(lat. casus; in. Fali; fr. Chute; al. Fali; it. Cadutà).
O mito da Queda, segundo o qual a alma humana teria decaído de um estado original de perfeição, no qual contemplava a verdade de frente, na bem-aventurança, é exposto em Fedro (248a ss.) de Platão e repetido por Plotino (Enn., VI, 9, 9), por outros neoplatônicos, petos gnósticos(y.) e pelos padres da Igreja Oriental. Orígenes explicou a formação do mundo sensível a partir da queda de substâncias intelectuais que habitavam o mundo inteligível: Queda devida à sua preguiça e à aversão ao esforço exigido pela prática do bem. Deus estabelecera que o bem dependeria exclusivamente da vontade dessas substâncias intelectuais e deu-lhes liberdade. Sua Queda (e assim a formação do mundo sensível) depende exclusivamente do mau uso dessas liberdades (De princ, II, o, 2; Fr. 23 A). Os gnósticos, ao contrário, negaram essa liberdade. No mundo moderno, a teoria da Queda foi retomada por Renouvier (Nova monadologia, 1899). O homem, saído das mãos de Deus como criatura livre, ao usar a liberdade provocou sua queda e, ao mesmo tempo, a ruína do mundo harmonioso criado por Deus. Poderá erguer-se através da própria liberdade e da sucessão de provas dolorosas que o reeducarão, devolvendo-o à harmonia original do universo (v. apocatástase). (Abbagnano)
Hans Jonas — Religião Gnóstica
Queda: Decadência, Naufrágio, Captura
Várias expressões manifestam a maneira como a vida foi levada a sua sina atual, a maioria descrevendo um processo passivo, mas algumas afirmando um lado ativo no processo. “A tribo das almas foi transportada aqui desde a casa da Luz”; “os tesouros da Vida que foram retirados de lá” ou “os quais foram trazidos aqui”.

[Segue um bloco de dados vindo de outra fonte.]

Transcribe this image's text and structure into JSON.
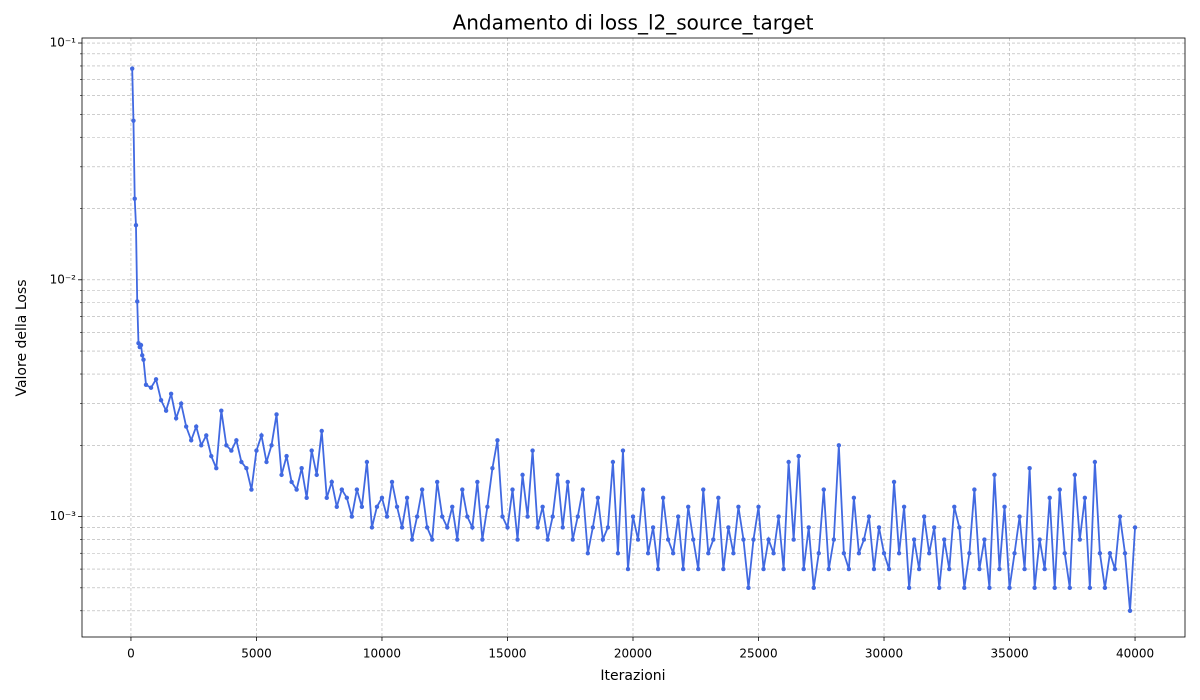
{
  "chart_data": {
    "type": "line",
    "title": "Andamento di loss_l2_source_target",
    "x_label": "Iterazioni",
    "y_label": "Valore della Loss",
    "log_y": true,
    "grid": true,
    "xlim": [
      -1950,
      41990
    ],
    "xticks": [
      0,
      5000,
      10000,
      15000,
      20000,
      25000,
      30000,
      35000,
      40000
    ],
    "ylim": [
      0.00031,
      0.105
    ],
    "yticks": [
      {
        "value": 0.001,
        "label": "10⁻³"
      },
      {
        "value": 0.01,
        "label": "10⁻²"
      },
      {
        "value": 0.1,
        "label": "10⁻¹"
      }
    ],
    "yminorticks": [
      0.0004,
      0.0005,
      0.0006,
      0.0007,
      0.0008,
      0.0009,
      0.002,
      0.003,
      0.004,
      0.005,
      0.006,
      0.007,
      0.008,
      0.009,
      0.02,
      0.03,
      0.04,
      0.05,
      0.06,
      0.07,
      0.08,
      0.09
    ],
    "x": [
      50,
      100,
      150,
      200,
      250,
      300,
      350,
      400,
      450,
      500,
      600,
      800,
      1000,
      1200,
      1400,
      1600,
      1800,
      2000,
      2200,
      2400,
      2600,
      2800,
      3000,
      3200,
      3400,
      3600,
      3800,
      4000,
      4200,
      4400,
      4600,
      4800,
      5000,
      5200,
      5400,
      5600,
      5800,
      6000,
      6200,
      6400,
      6600,
      6800,
      7000,
      7200,
      7400,
      7600,
      7800,
      8000,
      8200,
      8400,
      8600,
      8800,
      9000,
      9200,
      9400,
      9600,
      9800,
      10000,
      10200,
      10400,
      10600,
      10800,
      11000,
      11200,
      11400,
      11600,
      11800,
      12000,
      12200,
      12400,
      12600,
      12800,
      13000,
      13200,
      13400,
      13600,
      13800,
      14000,
      14200,
      14400,
      14600,
      14800,
      15000,
      15200,
      15400,
      15600,
      15800,
      16000,
      16200,
      16400,
      16600,
      16800,
      17000,
      17200,
      17400,
      17600,
      17800,
      18000,
      18200,
      18400,
      18600,
      18800,
      19000,
      19200,
      19400,
      19600,
      19800,
      20000,
      20200,
      20400,
      20600,
      20800,
      21000,
      21200,
      21400,
      21600,
      21800,
      22000,
      22200,
      22400,
      22600,
      22800,
      23000,
      23200,
      23400,
      23600,
      23800,
      24000,
      24200,
      24400,
      24600,
      24800,
      25000,
      25200,
      25400,
      25600,
      25800,
      26000,
      26200,
      26400,
      26600,
      26800,
      27000,
      27200,
      27400,
      27600,
      27800,
      28000,
      28200,
      28400,
      28600,
      28800,
      29000,
      29200,
      29400,
      29600,
      29800,
      30000,
      30200,
      30400,
      30600,
      30800,
      31000,
      31200,
      31400,
      31600,
      31800,
      32000,
      32200,
      32400,
      32600,
      32800,
      33000,
      33200,
      33400,
      33600,
      33800,
      34000,
      34200,
      34400,
      34600,
      34800,
      35000,
      35200,
      35400,
      35600,
      35800,
      36000,
      36200,
      36400,
      36600,
      36800,
      37000,
      37200,
      37400,
      37600,
      37800,
      38000,
      38200,
      38400,
      38600,
      38800,
      39000,
      39200,
      39400,
      39600,
      39800,
      40000
    ],
    "series": [
      {
        "color": "#4169e1",
        "values": [
          0.078,
          0.047,
          0.022,
          0.017,
          0.0081,
          0.0054,
          0.0052,
          0.0053,
          0.0048,
          0.0046,
          0.0036,
          0.0035,
          0.0038,
          0.0031,
          0.0028,
          0.0033,
          0.0026,
          0.003,
          0.0024,
          0.0021,
          0.0024,
          0.002,
          0.0022,
          0.0018,
          0.0016,
          0.0028,
          0.002,
          0.0019,
          0.0021,
          0.0017,
          0.0016,
          0.0013,
          0.0019,
          0.0022,
          0.0017,
          0.002,
          0.0027,
          0.0015,
          0.0018,
          0.0014,
          0.0013,
          0.0016,
          0.0012,
          0.0019,
          0.0015,
          0.0023,
          0.0012,
          0.0014,
          0.0011,
          0.0013,
          0.0012,
          0.001,
          0.0013,
          0.0011,
          0.0017,
          0.0009,
          0.0011,
          0.0012,
          0.001,
          0.0014,
          0.0011,
          0.0009,
          0.0012,
          0.0008,
          0.001,
          0.0013,
          0.0009,
          0.0008,
          0.0014,
          0.001,
          0.0009,
          0.0011,
          0.0008,
          0.0013,
          0.001,
          0.0009,
          0.0014,
          0.0008,
          0.0011,
          0.0016,
          0.0021,
          0.001,
          0.0009,
          0.0013,
          0.0008,
          0.0015,
          0.001,
          0.0019,
          0.0009,
          0.0011,
          0.0008,
          0.001,
          0.0015,
          0.0009,
          0.0014,
          0.0008,
          0.001,
          0.0013,
          0.0007,
          0.0009,
          0.0012,
          0.0008,
          0.0009,
          0.0017,
          0.0007,
          0.0019,
          0.0006,
          0.001,
          0.0008,
          0.0013,
          0.0007,
          0.0009,
          0.0006,
          0.0012,
          0.0008,
          0.0007,
          0.001,
          0.0006,
          0.0011,
          0.0008,
          0.0006,
          0.0013,
          0.0007,
          0.0008,
          0.0012,
          0.0006,
          0.0009,
          0.0007,
          0.0011,
          0.0008,
          0.0005,
          0.0008,
          0.0011,
          0.0006,
          0.0008,
          0.0007,
          0.001,
          0.0006,
          0.0017,
          0.0008,
          0.0018,
          0.0006,
          0.0009,
          0.0005,
          0.0007,
          0.0013,
          0.0006,
          0.0008,
          0.002,
          0.0007,
          0.0006,
          0.0012,
          0.0007,
          0.0008,
          0.001,
          0.0006,
          0.0009,
          0.0007,
          0.0006,
          0.0014,
          0.0007,
          0.0011,
          0.0005,
          0.0008,
          0.0006,
          0.001,
          0.0007,
          0.0009,
          0.0005,
          0.0008,
          0.0006,
          0.0011,
          0.0009,
          0.0005,
          0.0007,
          0.0013,
          0.0006,
          0.0008,
          0.0005,
          0.0015,
          0.0006,
          0.0011,
          0.0005,
          0.0007,
          0.001,
          0.0006,
          0.0016,
          0.0005,
          0.0008,
          0.0006,
          0.0012,
          0.0005,
          0.0013,
          0.0007,
          0.0005,
          0.0015,
          0.0008,
          0.0012,
          0.0005,
          0.0017,
          0.0007,
          0.0005,
          0.0007,
          0.0006,
          0.001,
          0.0007,
          0.0004,
          0.0009
        ]
      }
    ]
  }
}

Mais dramática a imagem da queda: a alma ou espírito, uma parte da primeira Vida ou da Luz, caiu no mundo no corpo. Este é um símbolo fundamental do Gnosticismo: uma queda pré-cósmica da parte do princípio divino subjaz à gênese do mundo e da existência humana na maioria dos sistemas gnósticos. “A luz caiu nas trevas” significa uma fase anterior do mesmo drama divino no qual “a Luz brilhou nas trevas” pode se referir a uma fase posterior. Divergem os relatos de como se deu esta queda e dos estágios em que se procedeu. Exceto no Maniqueísmo e nos tipos iranianos, onde todo o processo foi iniciado pelos poderes das trevas, há um elemento voluntarioso no movimento para baixo do divino: uma inclinação culpada da Alma, para os reinos inferiores, com motivações variadas tais como curiosidade, vaidade, desejo sensual, é o equivalente gnóstico do pecado original. Esta queda é pré-cósmica e uma das consequências do mundo ele mesmo, outra a condição e destino das almas individuais no mundo.
A Alma uma vez voltada para a matéria, tornou-se enamorada dela, e queimando com o desejo de experimentar os prazeres do corpo, ela não mais quis desengajar-se dele. Assim o mundo nasceu. Daquele momento a Alma esqueceu ela mesma. Ela esqueceu sua habitação original, seu verdadeiro centro, seu ser eterno. (El Chatibi dos Harranitas)
Segue-se um afundamento, mergulho, naufrágio da alma na direção para baixo. Alguma violência neste processo é por vezes relatado.
O termo “lançado” ou “jogado”, é destaque neste processo de descida ou queda, posto que está também associado ao simbolismo da “mistura”. Uma aproximação da noção de Geworfenheit, “pro-jeção”, na filosofia de Martin Heidegger seria interessante, segundo Jonas.
A Vida assim “jogada” no mundo expressa a condição e humor em um grupo de metáforas que se referem não ao “homem” no sentido ordinário, mas a seu protótipo, o “Homem”, do qual decorre a condição humana.